ゲッタウェイ』『グリフターズ』の原作者、ジム・トンプスンノワール小説『ポップ1280』である。冒頭から主人公ニックの弛緩した日常が弛緩した文体で語られ始め、こいつの頭は大丈夫なのか?そもそもこの物語自体大丈夫なのか?といきなり不安にさせられる。それからの展開も主人公の行き当たりばったりで思いつきだけの行動と、他人に合わせるばかりで自分の考えなんか何も無い言動が描かれ、さらによく見ると周りの連中も五十歩百歩のインチキで適当な人間ばかりで、ここは人間の社会というよりは畜舎に近い世界なのだと気づかされる。要するに、物語の中にはまともな頭を持っていてまともな行動ができる人間が一人も出て来ない。♪お馬鹿の住んでるこの町は 楽しい楽しい馬鹿の町〜などとこちらも投げやりになって歌っちゃいそうになる、そんな世界なのだ。

そんな中でまず最初の殺人が起こる。主人公ニックが、いつも自分を間抜け扱いしてからかう淫売宿のヒモのニガーどもを闇討ちにして射殺するのだ。しかしこの殺人とて先輩保安官の入れ知恵で言われるままにやったようなもので、ニックがこの時逆上していたとか殺意に漲っていたとかいうわけでは全く無い。チャーハンに入った嫌いなグリーンピースを退けるような感覚で、気軽にパンパンッ!と撃っちまったのである。考え無しなのである。猟奇でも狂気でも悪魔的な知性で行った殺人でもなく、単に馬鹿だから行われた殺人なのである。しかし考えてみると、巷で実際に起こっている殺人なんて、計画無計画に関わらず殆どやった人間が馬鹿だから起こっちまったもんばかりだろう。そして人が殺人を恐ろしいものだと思うのは、人というものがそれほどまでに馬鹿で愚かなもんだと認めたくないから恐ろしいと思うのだろう。

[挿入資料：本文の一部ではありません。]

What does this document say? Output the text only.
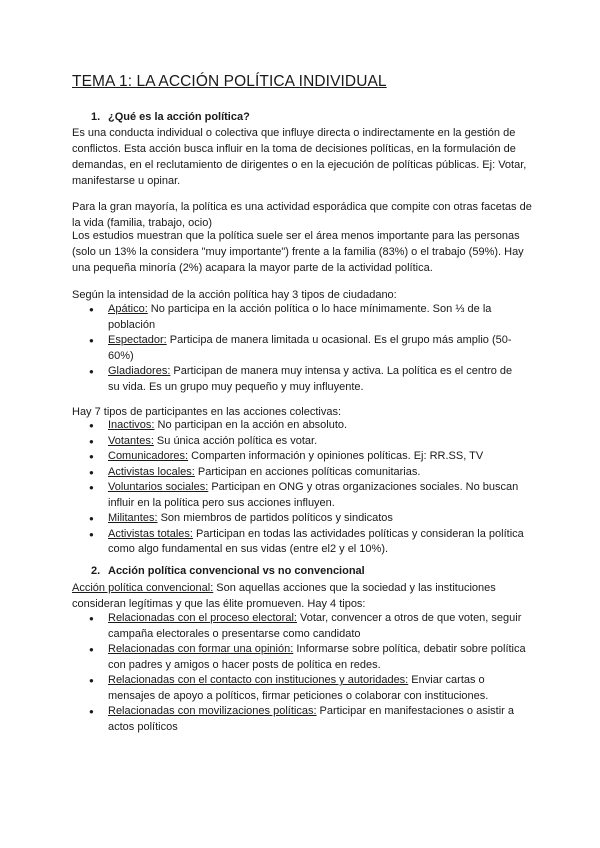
TEMA 1: LA ACCIÓN POLÍTICA INDIVIDUAL
1. ¿Qué es la acción política?
Es una conducta individual o colectiva que influye directa o indirectamente en la gestión de conflictos. Esta acción busca influir en la toma de decisiones políticas, en la formulación de demandas, en el reclutamiento de dirigentes o en la ejecución de políticas públicas. Ej: Votar, manifestarse u opinar.
Para la gran mayoría, la política es una actividad esporádica que compite con otras facetas de la vida (familia, trabajo, ocio)
Los estudios muestran que la política suele ser el área menos importante para las personas (solo un 13% la considera "muy importante") frente a la familia (83%) o el trabajo (59%). Hay una pequeña minoría (2%) acapara la mayor parte de la actividad política.
Según la intensidad de la acción política hay 3 tipos de ciudadano:
● Apático: No participa en la acción política o lo hace mínimamente. Son ⅓ de la población
● Espectador: Participa de manera limitada u ocasional. Es el grupo más amplio (50-60%)
● Gladiadores: Participan de manera muy intensa y activa. La política es el centro de su vida. Es un grupo muy pequeño y muy influyente.
Hay 7 tipos de participantes en las acciones colectivas:
● Inactivos: No participan en la acción en absoluto.
● Votantes: Su única acción política es votar.
● Comunicadores: Comparten información y opiniones políticas. Ej: RR.SS, TV
● Activistas locales: Participan en acciones políticas comunitarias.
● Voluntarios sociales: Participan en ONG y otras organizaciones sociales. No buscan influir en la política pero sus acciones influyen.
● Militantes: Son miembros de partidos políticos y sindicatos
● Activistas totales: Participan en todas las actividades políticas y consideran la política como algo fundamental en sus vidas (entre el2 y el 10%).
2. Acción política convencional vs no convencional
Acción política convencional: Son aquellas acciones que la sociedad y las instituciones consideran legítimas y que las élite promueven. Hay 4 tipos:
● Relacionadas con el proceso electoral: Votar, convencer a otros de que voten, seguir campaña electorales o presentarse como candidato
● Relacionadas con formar una opinión: Informarse sobre política, debatir sobre política con padres y amigos o hacer posts de política en redes.
● Relacionadas con el contacto con instituciones y autoridades: Enviar cartas o mensajes de apoyo a políticos, firmar peticiones o colaborar con instituciones.
● Relacionadas con movilizaciones políticas: Participar en manifestaciones o asistir a actos políticos
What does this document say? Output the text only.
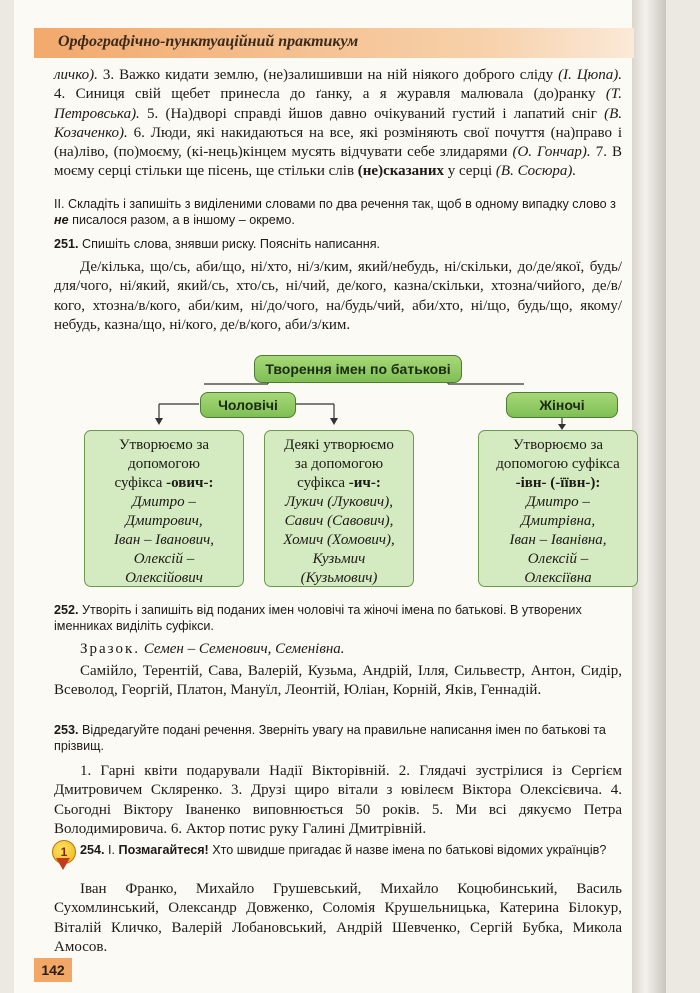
Орфографічно-пунктуаційний практикум
личко). 3. Важко кидати землю, (не)залишивши на ній ніякого доброго сліду (І. Цюпа). 4. Синиця свій щебет принесла до ґанку, а я журавля малювала (до)ранку (Т. Петровська). 5. (На)дворі справді йшов давно очікуваний густий і лапатий сніг (В. Козаченко). 6. Люди, які накидаються на все, які розміняють свої почуття (на)право і (на)ліво, (по)моєму, (кі-нець)кінцем мусять відчувати себе злидарями (О. Гончар). 7. В моєму серці стільки ще пісень, ще стільки слів (не)сказаних у серці (В. Сосюра).
II. Складіть і запишіть з виділеними словами по два речення так, щоб в одному випадку слово з не писалося разом, а в іншому – окремо.
251. Спишіть слова, знявши риску. Поясніть написання.
Де/кілька, що/сь, аби/що, ні/хто, ні/з/ким, який/небудь, ні/скільки, до/де/якої, будь/для/чого, ні/який, який/сь, хто/сь, ні/чий, де/кого, казна/скільки, хтозна/чийого, де/в/кого, хтозна/в/кого, аби/ким, ні/до/чого, на/будь/чий, аби/хто, ні/що, будь/що, якому/небудь, казна/що, ні/кого, де/в/кого, аби/з/ким.
Творення імен по батькові
Чоловічі	Жіночі
Утворюємо за
допомогою
суфікса -ович-:
Дмитро –
Дмитрович,
Іван – Іванович,
Олексій –
Олексійович
Деякі утворюємо
за допомогою
суфікса -ич-:
Лукич (Лукович),
Савич (Савович),
Хомич (Хомович),
Кузьмич
(Кузьмович)
Утворюємо за
допомогою суфікса
-івн- (-їївн-):
Дмитро –
Дмитрівна,
Іван – Іванівна,
Олексій –
Олексіївна
252. Утворіть і запишіть від поданих імен чоловічі та жіночі імена по батькові. В утворених іменниках виділіть суфікси.
Зразок. Семен – Семенович, Семенівна.
Самійло, Терентій, Сава, Валерій, Кузьма, Андрій, Ілля, Сильвестр, Антон, Сидір, Всеволод, Георгій, Платон, Мануїл, Леонтій, Юліан, Корній, Яків, Геннадій.
253. Відредагуйте подані речення. Зверніть увагу на правильне написання імен по батькові та прізвищ.
1. Гарні квіти подарували Надії Вікторівній. 2. Глядачі зустрілися із Сергієм Дмитровичем Скляренко. 3. Друзі щиро вітали з ювілеєм Віктора Олексієвича. 4. Сьогодні Віктору Іваненко виповнюється 50 років. 5. Ми всі дякуємо Петра Володимировича. 6. Актор потис руку Галині Дмитрівній.
1	254. І. Позмагайтеся! Хто швидше пригадає й назве імена по батькові відомих українців?
Іван Франко, Михайло Грушевський, Михайло Коцюбинський, Василь Сухомлинський, Олександр Довженко, Соломія Крушельницька, Катерина Білокур, Віталій Кличко, Валерій Лобановський, Андрій Шевченко, Сергій Бубка, Микола Амосов.
142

しかしうすのろでぼんくらなだけだと思っていたニック保安官、ここから巧妙に他人に罪を擦り付けたり隠蔽工作を始めたりする。実は狡猾なヤツなのだ。しかし狡知ではない。周りが愚鈍な連中ばかりだから単に騙し易いだけなのだ。そしてまた目クソをこそげ落とす感覚で気に食わないやつをブチ殺し、合間に人妻たちとヨロシクやってるニック保安官だ。物語はこんな風に、豚小屋の世界でちょっとだけずる賢い豚が他の豚を出し抜いてゆく様が描かれるが、どうしたって所詮豚は豚である。倫理なき世界だの善悪の彼岸だの心の闇だの魂の業だの偏在する狂気だのといった高級な含蓄のあるオハナシなんかではないのだ。なにしろ豚だし。ああでもどうにも不思議なんだがこの豚どもの世界はオレの見知っているこの下らない世界ととてもよく似ている。そして困った事に豚は糞を食うから「糞食らえ」と罵倒しても誰もなんとも思わないのだ。

そうして物語は浅はかで最低の人間がその最低さゆえに当然到るべき様な索漠としたラストへと帰結する。そこにあるのは冷笑と虚無だけだ。ジム・トンプスンの『ポップ1280』は人に薦めたくなるような物語ではないが、どこまでもねじくれた心象しか持たない者たちが織り成す荒涼としたドラマは、澱のようにじっとりと心にこびり付いて離れない奇妙な読書体験だった事は確かだ。